Given a standard normal random variable:
$X\sim \mathcal{N}(0,1)$
and given two real positive numbers $\mu$ and $\sigma$, I am interested in finding a (non-random) function $g:\mathbb{R}\rightarrow\mathbb{R}$ such that the random variable $g(X)$ is a mixture of two Gaussian:
$Y \triangleq g(X)\sim \frac{1}{2}\mathcal{N}(-\mu,\sigma^2)+\frac{1}{2}\mathcal{N}(+\mu,\sigma^2)$
(Where this notation means that the probability density function of $Y$ is half the sum of the probability density functions of $\mathcal{N}(-\mu,\sigma^2)$ and $\mathcal{N}(+\mu,\sigma^2)$ ).
I'm also interested in the more general setting, where we work with Gaussian random vectors, and we want to transform a standard vector into a mixture of $n$ Gaussians with given mean vectors, given covariance matrices and given weights (a weight is the coefficient of a Gaussian in the mixture, $\frac{1}{2}$ in the simpler problem above).
My questions are:
- Is this possible?
- If no, why not? If yes, what is the function $g$ that achieves this, or how can it be constructed?
My attempt at solving the simpler version of the problem was to use the change of variables formula for differentiable monotonic functions $g$:
$f_Y(y) = \left| \frac{d}{dy} \big(g^{-1}(y)\big) \right| \cdot f_X\big(g^{-1}(y)\big)$,
to plug in my required $f_X$ and $f_Y$ and to solve for $g^{-1}$. However, this results in a complicated ordinary differential equation which I don't know how to solve (although I can attempt to solve it numerically).
I can very roughly construct such a function $g$, but not accurately (in the sense that it does not give two Gaussians, only two "blobs").
We can take:
$g(x)=\frac{(2\sigma x +\mu)e^{\lambda x}+(2\sigma x – \mu)e^{-\lambda x}}{ e^{\lambda x}+e^{-\lambda x} }$.

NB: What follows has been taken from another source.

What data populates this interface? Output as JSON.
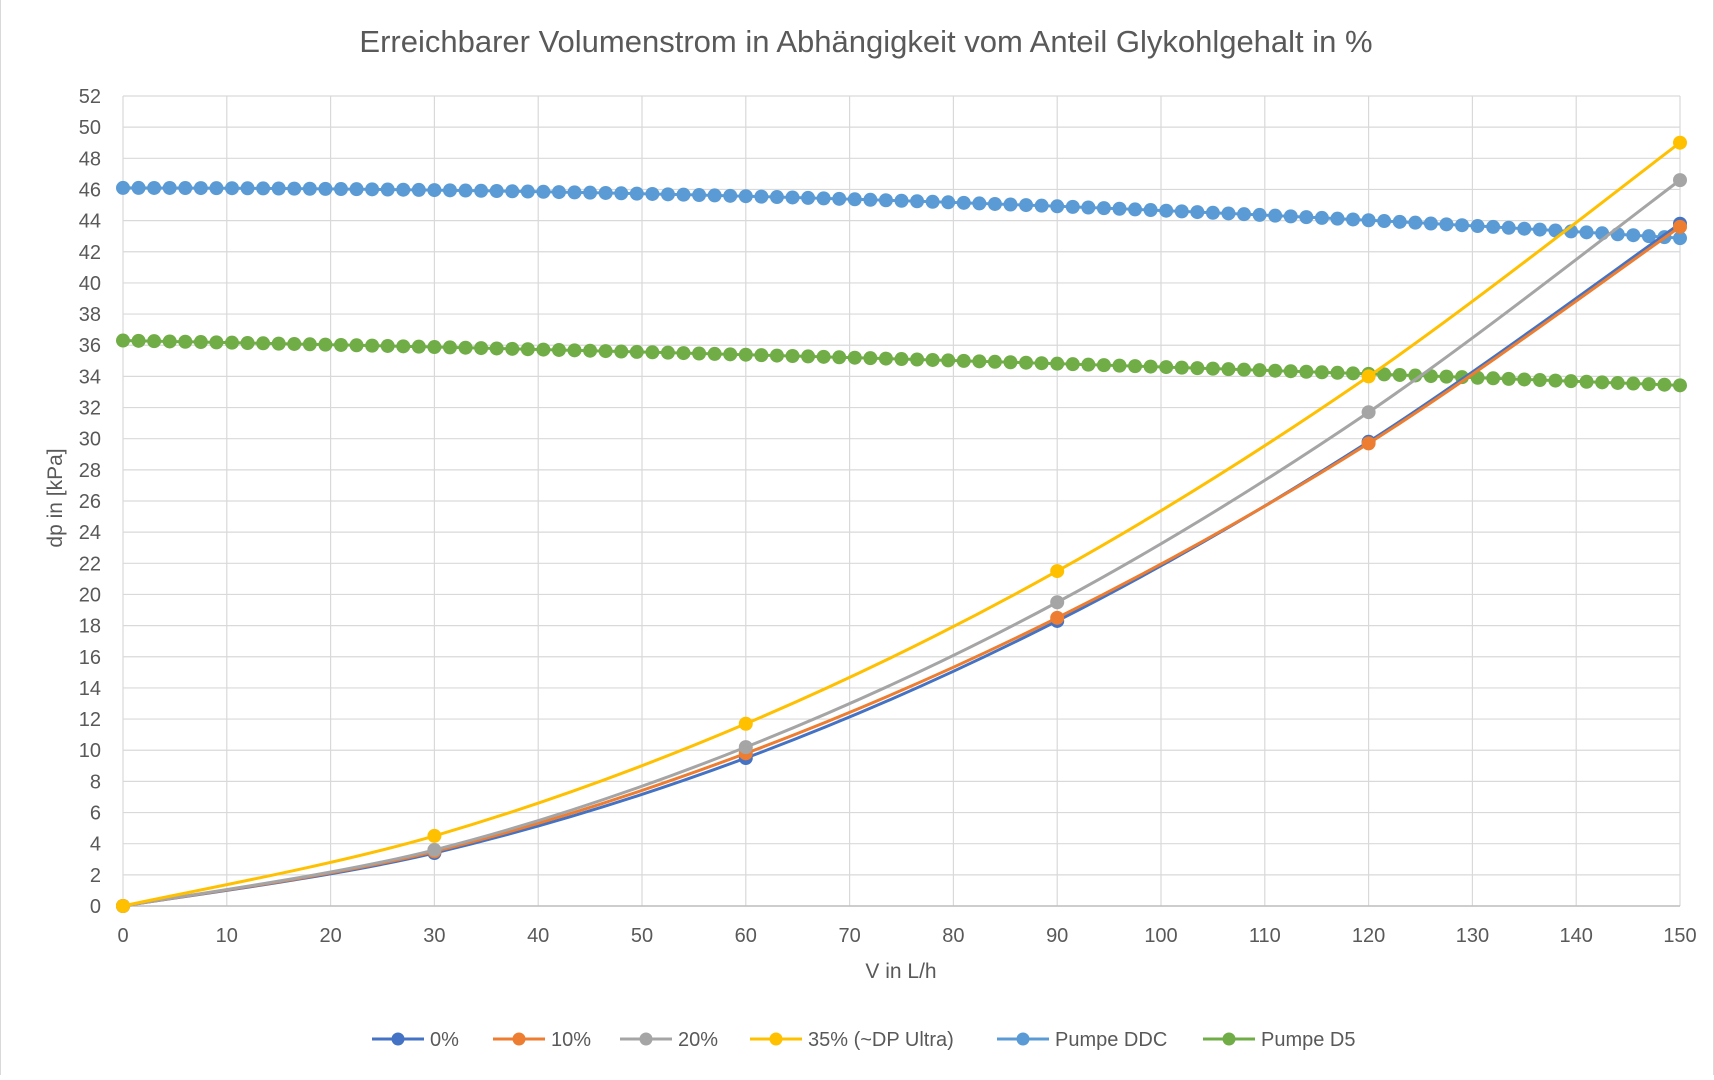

This function look like this (for $\mu=2\,\ \sigma=1,\ \lambda=7$):
The idea is to "stretch" as much as possible the area around $x=0$ (hence the large derivative over there), so that the center of the original Gaussian gets spread along a large area and therefore its mass is reduced, while simply "translating" the mass in the other areas either to the left or to the right, to maintain the Gaussian shape…
This is the resulting distribution:
As you can see, I didn't exactly get Gaussians…
Best Answer
To answer you question (1): Of course it is possible: since your original $X$ has a continuous distribution function $F$, you can use the $Y=G^{-1}(F(X))$ trick to generate a random variable $Y$ with any desired distribution function $G$. In your case this $g(t)=G^{-1}(F(t))$ function will be continuous and monotone increasing.